My mom frowned. She might think we are weird. Others might think so, too.
But that weirdness probably is the reason why I haven’t feel bored yet. I love being weird with you.
I can’t tell you how many people who frowned or looking at me with disbelief when I told them that our favorite TV show was everything on Nat Geo Wild. That channel is boring for a lot of people, yet we enjoy it a lot.
Funny to see how our relationship is not boring even though we like to do ‘boring’ activities like that. 😀
I guess… you’re just like my comfortable bolster. People might think our way of spending time is boring, but I hug you with familiarity, I kiss you with tons of love, and I feel like I will be lost without you. I feel at ease the most when I have you with me. I can’t sleep well without you.
Whether I’m reading, watching DVD, playing games, or doing any kind of my own things, I feel like it would be better if I know you are near me. Even though you’re busy on your own too.
That boring comfort zone, oddly, doesn’t bore me.

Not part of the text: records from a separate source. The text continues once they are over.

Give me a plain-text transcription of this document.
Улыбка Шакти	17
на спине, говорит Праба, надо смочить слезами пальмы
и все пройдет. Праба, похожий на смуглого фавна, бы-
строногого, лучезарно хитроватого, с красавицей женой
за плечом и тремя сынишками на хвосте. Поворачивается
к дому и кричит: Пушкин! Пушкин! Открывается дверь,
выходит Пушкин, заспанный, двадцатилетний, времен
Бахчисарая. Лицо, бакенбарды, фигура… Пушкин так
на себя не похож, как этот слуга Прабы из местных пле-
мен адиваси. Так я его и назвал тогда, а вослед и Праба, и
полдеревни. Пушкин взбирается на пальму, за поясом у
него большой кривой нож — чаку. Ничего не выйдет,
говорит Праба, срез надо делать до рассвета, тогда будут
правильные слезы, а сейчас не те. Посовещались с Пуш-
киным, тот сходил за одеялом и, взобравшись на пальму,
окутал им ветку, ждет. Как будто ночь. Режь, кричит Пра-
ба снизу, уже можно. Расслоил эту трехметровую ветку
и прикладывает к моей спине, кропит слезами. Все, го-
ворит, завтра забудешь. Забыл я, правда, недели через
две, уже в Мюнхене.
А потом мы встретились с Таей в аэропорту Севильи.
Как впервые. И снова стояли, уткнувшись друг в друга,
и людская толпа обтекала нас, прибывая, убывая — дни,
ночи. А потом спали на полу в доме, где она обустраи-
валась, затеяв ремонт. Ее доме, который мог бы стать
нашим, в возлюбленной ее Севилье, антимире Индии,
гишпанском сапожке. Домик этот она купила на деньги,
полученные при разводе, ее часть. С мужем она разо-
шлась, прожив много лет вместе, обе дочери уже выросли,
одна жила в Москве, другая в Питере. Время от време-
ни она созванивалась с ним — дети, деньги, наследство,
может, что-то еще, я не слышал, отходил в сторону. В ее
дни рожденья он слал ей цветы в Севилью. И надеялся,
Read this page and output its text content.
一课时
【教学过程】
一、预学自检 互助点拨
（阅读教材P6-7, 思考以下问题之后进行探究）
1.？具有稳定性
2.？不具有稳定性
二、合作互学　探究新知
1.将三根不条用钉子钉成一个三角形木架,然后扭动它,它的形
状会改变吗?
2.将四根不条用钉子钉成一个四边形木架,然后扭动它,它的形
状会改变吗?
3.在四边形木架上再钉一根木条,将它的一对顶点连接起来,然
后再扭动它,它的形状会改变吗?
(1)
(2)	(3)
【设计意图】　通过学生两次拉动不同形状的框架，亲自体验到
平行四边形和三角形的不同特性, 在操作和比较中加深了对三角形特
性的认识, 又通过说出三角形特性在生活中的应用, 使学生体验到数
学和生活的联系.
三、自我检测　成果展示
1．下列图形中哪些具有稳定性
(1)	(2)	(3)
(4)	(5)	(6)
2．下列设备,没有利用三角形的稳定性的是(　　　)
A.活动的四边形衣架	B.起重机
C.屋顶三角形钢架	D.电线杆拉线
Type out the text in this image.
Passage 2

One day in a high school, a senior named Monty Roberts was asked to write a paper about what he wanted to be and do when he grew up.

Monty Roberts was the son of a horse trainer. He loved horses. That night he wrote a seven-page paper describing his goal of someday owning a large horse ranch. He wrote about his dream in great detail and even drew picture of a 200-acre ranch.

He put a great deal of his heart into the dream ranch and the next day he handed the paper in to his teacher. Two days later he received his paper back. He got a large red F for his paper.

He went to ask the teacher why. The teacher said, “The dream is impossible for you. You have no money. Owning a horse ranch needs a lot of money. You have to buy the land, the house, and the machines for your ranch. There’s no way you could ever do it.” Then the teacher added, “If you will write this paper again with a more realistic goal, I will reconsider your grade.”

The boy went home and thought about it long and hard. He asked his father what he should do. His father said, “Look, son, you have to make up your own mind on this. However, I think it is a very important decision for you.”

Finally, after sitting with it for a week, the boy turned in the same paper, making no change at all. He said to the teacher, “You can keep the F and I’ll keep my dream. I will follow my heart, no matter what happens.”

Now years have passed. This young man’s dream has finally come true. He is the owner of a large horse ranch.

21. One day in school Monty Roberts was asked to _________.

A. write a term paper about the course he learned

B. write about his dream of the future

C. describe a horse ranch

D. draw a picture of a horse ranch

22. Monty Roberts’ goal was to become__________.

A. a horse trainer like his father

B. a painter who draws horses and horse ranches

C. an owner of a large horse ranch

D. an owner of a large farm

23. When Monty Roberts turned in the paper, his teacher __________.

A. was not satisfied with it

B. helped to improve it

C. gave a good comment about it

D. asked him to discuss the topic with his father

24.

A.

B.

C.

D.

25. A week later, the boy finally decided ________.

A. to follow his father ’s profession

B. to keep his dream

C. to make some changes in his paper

As I used to tell you, I don’t know for how long will I still keep loving you passionately.
But know this, even though those sparks of passionate love might fade, our boring activities will bring our hands to hold each other again.
And as we always do, we will be looking at each other with a smirk, raising our eyebrows without any exchange of words and smile lovingly while our hands hold each other tighter.
That weird us…
..is probably why I’m still with you with insatiable need to love and to be loved. 🙂
Happy 4th dating anniversary, love.
100 days from today will be our big day to start a new journey with a new status.
And from that day, let’s live 100 boring yet comfortable and loving years together.